Saturday, April 15, 2006

A Promise to a Child

Over twenty years ago I wrote The Adventures of Francis T. Bear for my children. Each day I would sit at my IBM typewriter and Francis would record more of his antics so that I would have something to share with my children before they went to sleep at night

Now an eight-year-old in Boston, Massachusetts and a seven-year-old in Sydney, Australia, who met on the Internet through their mothers, are having an adventure with a tooth fairy. On Friday night, once a week I go online and read their latest adventures to a child in Adelaide, Australia, from a microphone connected to my computer in Trenton, New Jersey. The stories are for her Saturday morning listening pleasure.

Times change. Characters change. But the love in the writing and telling doesn’t change. It still protects the innocent, and it will travel half way around the world in a flash to do so.
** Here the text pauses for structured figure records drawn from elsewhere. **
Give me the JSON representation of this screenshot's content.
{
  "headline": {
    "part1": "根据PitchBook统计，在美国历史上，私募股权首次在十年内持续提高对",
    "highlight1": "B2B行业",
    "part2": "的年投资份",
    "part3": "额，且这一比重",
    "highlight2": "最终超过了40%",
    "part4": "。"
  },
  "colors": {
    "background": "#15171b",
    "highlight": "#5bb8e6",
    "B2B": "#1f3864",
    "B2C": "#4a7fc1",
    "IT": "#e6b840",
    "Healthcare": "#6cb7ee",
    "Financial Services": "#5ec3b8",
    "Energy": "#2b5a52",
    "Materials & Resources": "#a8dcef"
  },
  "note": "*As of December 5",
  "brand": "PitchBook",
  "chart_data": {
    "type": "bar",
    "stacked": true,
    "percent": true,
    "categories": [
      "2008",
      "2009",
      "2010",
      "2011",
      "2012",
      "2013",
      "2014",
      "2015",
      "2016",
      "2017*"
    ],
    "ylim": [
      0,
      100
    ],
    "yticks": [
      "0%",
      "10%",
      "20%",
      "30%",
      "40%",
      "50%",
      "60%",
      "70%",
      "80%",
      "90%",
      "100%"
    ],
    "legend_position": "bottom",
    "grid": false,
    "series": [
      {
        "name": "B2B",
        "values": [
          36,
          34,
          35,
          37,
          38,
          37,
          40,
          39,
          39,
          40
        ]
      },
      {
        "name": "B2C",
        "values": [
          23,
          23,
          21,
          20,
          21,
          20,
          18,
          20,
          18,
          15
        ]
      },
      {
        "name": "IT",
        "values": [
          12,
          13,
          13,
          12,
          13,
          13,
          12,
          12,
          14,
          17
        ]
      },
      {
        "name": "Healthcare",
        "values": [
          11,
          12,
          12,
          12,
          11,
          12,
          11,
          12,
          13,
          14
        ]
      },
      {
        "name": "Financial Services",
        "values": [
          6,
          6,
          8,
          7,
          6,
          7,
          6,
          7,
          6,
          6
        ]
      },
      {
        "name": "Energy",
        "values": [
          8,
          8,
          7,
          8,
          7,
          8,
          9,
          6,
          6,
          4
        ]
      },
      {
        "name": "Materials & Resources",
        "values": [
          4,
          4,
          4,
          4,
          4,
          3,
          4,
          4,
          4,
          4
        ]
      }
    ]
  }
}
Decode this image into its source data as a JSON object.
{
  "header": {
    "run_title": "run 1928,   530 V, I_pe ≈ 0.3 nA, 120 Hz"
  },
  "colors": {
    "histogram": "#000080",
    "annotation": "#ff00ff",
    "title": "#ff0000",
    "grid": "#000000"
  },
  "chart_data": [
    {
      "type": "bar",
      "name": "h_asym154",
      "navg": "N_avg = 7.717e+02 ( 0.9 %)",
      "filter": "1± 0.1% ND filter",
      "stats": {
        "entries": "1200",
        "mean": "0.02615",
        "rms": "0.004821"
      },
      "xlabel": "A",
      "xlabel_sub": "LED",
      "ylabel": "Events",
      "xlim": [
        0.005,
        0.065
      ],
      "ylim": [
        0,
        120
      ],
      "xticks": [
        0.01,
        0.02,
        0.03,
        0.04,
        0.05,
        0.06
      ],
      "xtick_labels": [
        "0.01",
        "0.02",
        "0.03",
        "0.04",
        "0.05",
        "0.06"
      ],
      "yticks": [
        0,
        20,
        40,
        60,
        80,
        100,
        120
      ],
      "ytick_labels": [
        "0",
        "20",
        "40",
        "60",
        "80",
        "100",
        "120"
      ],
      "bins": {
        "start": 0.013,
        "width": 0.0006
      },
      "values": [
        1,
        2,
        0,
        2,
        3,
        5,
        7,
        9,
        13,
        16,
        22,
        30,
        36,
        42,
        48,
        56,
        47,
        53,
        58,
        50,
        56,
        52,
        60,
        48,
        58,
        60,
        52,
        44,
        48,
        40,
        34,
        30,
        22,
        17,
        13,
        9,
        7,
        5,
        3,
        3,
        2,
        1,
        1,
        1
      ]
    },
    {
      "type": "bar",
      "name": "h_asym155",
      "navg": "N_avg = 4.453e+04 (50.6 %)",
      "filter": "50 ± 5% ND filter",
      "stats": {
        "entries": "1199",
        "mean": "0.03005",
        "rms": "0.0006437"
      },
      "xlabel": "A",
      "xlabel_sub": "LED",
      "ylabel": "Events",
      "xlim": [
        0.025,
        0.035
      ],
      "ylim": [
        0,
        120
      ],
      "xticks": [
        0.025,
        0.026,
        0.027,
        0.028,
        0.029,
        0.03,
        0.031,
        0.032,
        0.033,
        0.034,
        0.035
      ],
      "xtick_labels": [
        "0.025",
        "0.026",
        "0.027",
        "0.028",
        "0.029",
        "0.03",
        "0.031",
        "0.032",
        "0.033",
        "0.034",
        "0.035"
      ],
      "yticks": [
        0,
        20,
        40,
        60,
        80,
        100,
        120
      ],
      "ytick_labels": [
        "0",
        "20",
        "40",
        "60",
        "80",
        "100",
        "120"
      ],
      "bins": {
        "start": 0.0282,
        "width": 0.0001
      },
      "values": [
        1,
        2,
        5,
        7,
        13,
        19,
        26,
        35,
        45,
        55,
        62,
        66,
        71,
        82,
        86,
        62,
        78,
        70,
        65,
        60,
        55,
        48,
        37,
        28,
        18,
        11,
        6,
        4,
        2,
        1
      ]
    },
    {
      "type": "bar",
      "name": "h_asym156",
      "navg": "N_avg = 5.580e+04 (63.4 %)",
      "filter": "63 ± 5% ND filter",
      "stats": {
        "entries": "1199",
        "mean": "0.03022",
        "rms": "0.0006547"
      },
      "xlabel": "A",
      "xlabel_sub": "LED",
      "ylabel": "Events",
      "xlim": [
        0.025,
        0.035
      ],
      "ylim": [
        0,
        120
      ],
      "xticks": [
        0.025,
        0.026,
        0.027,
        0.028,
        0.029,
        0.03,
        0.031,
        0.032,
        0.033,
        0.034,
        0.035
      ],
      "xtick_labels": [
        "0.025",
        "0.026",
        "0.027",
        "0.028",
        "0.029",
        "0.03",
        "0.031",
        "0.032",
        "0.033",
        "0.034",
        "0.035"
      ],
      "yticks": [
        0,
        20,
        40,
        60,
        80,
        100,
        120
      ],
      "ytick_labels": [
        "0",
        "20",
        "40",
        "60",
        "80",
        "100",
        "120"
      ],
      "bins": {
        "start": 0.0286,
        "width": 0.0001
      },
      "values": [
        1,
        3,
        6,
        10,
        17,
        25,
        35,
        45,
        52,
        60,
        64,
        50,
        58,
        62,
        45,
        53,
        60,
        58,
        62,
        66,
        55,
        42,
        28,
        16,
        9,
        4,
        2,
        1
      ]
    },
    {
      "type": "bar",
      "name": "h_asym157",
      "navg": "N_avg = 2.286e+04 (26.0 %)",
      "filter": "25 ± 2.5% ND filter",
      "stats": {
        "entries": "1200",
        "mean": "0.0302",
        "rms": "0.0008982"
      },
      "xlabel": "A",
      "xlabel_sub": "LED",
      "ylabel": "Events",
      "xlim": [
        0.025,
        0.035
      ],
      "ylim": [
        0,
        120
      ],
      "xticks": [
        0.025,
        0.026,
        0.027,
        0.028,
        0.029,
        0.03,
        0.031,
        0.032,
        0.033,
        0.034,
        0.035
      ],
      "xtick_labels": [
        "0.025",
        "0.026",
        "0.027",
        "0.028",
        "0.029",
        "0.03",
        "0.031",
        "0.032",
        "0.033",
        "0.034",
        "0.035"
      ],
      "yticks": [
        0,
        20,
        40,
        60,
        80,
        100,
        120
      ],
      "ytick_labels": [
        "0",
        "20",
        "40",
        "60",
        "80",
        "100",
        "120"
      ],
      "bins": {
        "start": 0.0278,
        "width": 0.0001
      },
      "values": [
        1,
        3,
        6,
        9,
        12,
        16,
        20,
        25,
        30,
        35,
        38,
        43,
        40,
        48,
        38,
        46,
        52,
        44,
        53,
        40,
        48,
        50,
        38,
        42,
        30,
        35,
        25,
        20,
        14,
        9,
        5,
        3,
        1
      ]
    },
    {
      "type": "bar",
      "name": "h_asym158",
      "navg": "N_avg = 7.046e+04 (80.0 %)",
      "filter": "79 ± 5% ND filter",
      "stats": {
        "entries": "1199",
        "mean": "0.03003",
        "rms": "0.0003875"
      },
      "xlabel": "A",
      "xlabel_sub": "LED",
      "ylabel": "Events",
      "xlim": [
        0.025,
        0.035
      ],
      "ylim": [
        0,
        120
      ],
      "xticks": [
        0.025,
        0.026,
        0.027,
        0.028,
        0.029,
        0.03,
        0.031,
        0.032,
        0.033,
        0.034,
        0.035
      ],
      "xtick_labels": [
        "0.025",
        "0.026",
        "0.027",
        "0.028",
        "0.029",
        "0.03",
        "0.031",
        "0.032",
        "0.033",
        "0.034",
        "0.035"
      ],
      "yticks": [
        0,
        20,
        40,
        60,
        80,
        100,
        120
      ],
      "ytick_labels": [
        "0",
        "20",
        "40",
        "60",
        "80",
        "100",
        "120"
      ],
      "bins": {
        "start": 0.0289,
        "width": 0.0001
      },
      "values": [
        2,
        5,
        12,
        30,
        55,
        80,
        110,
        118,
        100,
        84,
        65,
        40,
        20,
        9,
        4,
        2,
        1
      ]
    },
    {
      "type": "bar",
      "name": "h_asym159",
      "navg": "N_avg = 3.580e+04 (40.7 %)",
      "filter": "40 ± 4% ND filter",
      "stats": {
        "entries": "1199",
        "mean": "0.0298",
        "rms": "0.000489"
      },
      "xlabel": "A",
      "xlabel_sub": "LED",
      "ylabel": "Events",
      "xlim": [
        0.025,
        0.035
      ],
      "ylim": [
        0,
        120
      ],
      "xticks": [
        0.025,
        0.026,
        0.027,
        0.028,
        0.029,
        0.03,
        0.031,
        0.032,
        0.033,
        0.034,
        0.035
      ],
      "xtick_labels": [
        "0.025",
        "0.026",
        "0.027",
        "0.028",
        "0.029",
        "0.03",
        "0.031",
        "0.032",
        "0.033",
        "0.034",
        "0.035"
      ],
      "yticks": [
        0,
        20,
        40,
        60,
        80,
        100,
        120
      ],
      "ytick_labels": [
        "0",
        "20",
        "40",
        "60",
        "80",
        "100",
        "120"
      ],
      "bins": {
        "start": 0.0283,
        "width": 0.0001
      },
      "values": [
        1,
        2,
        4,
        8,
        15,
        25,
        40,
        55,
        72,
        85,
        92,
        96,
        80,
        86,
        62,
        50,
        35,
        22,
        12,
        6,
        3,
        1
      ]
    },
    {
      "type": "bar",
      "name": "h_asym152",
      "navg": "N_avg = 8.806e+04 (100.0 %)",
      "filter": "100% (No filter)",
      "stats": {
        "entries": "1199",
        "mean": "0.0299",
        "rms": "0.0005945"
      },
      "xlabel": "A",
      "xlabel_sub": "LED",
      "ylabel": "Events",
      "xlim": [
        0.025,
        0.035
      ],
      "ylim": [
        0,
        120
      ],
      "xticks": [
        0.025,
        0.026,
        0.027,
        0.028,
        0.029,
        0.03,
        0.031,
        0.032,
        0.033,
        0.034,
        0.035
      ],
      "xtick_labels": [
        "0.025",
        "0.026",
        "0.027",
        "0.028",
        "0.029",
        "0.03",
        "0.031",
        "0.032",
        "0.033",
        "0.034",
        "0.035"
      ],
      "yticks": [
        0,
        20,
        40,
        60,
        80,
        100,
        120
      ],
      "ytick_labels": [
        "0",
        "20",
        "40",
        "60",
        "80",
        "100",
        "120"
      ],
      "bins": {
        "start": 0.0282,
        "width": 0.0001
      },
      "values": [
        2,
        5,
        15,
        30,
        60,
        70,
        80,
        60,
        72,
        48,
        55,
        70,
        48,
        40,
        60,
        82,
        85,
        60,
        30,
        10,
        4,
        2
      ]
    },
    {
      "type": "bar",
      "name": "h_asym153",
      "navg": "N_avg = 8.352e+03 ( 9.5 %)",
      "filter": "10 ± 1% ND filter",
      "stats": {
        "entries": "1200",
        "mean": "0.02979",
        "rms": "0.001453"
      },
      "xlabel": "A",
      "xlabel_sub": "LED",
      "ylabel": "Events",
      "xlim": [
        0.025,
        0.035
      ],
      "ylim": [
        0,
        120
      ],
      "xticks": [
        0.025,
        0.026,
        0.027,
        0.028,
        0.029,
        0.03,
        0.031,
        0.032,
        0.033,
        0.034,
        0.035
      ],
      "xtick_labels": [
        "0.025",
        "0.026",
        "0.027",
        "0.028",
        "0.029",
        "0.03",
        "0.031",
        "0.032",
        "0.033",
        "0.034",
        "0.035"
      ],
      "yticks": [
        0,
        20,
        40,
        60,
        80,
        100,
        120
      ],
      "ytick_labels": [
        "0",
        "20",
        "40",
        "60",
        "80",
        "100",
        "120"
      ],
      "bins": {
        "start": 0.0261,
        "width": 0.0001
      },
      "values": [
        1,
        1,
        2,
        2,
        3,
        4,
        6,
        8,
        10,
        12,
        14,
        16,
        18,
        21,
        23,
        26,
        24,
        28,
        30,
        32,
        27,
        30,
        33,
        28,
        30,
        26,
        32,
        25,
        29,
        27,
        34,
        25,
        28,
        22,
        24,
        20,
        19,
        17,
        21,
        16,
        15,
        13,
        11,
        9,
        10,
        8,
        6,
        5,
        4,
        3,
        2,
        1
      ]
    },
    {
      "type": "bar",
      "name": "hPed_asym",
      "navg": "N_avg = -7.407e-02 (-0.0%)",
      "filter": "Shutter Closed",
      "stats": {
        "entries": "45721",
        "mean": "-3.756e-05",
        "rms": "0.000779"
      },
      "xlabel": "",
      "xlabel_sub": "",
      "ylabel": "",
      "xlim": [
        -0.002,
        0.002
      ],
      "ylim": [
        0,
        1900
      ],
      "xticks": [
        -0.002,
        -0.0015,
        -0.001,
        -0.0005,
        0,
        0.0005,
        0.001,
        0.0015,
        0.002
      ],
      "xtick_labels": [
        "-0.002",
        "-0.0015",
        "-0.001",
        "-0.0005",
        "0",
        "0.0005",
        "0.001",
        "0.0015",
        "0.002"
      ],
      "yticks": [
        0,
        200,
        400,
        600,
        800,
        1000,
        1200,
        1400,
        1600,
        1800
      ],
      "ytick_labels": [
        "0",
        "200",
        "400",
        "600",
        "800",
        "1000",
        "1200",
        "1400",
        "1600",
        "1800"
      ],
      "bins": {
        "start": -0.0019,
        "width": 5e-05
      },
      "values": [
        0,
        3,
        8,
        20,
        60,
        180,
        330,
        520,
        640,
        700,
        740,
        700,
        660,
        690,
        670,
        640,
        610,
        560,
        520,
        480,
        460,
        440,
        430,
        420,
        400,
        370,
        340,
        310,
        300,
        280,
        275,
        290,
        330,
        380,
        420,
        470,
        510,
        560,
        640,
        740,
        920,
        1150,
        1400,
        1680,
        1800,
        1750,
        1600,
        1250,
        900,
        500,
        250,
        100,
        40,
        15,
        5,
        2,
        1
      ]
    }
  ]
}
I’ve promised the child who hears the story to publish a series of books as the girls and the fairy have their adventures together. I told the child who inspired these stories that I would dedicate each book to her and she would see her name within each. She has no idea how involved finding a publisher and competing against thousands of other writers will be. She doesn’t need to know. She’s a child.

The story will write itself, as it has been doing, but the publisher won’t come looking for it. Research, query letters, submissions, rejections, the blood, sweat and tears of the real world, will all have to be faced and surmounted.

A promise to a child is a promise to keep.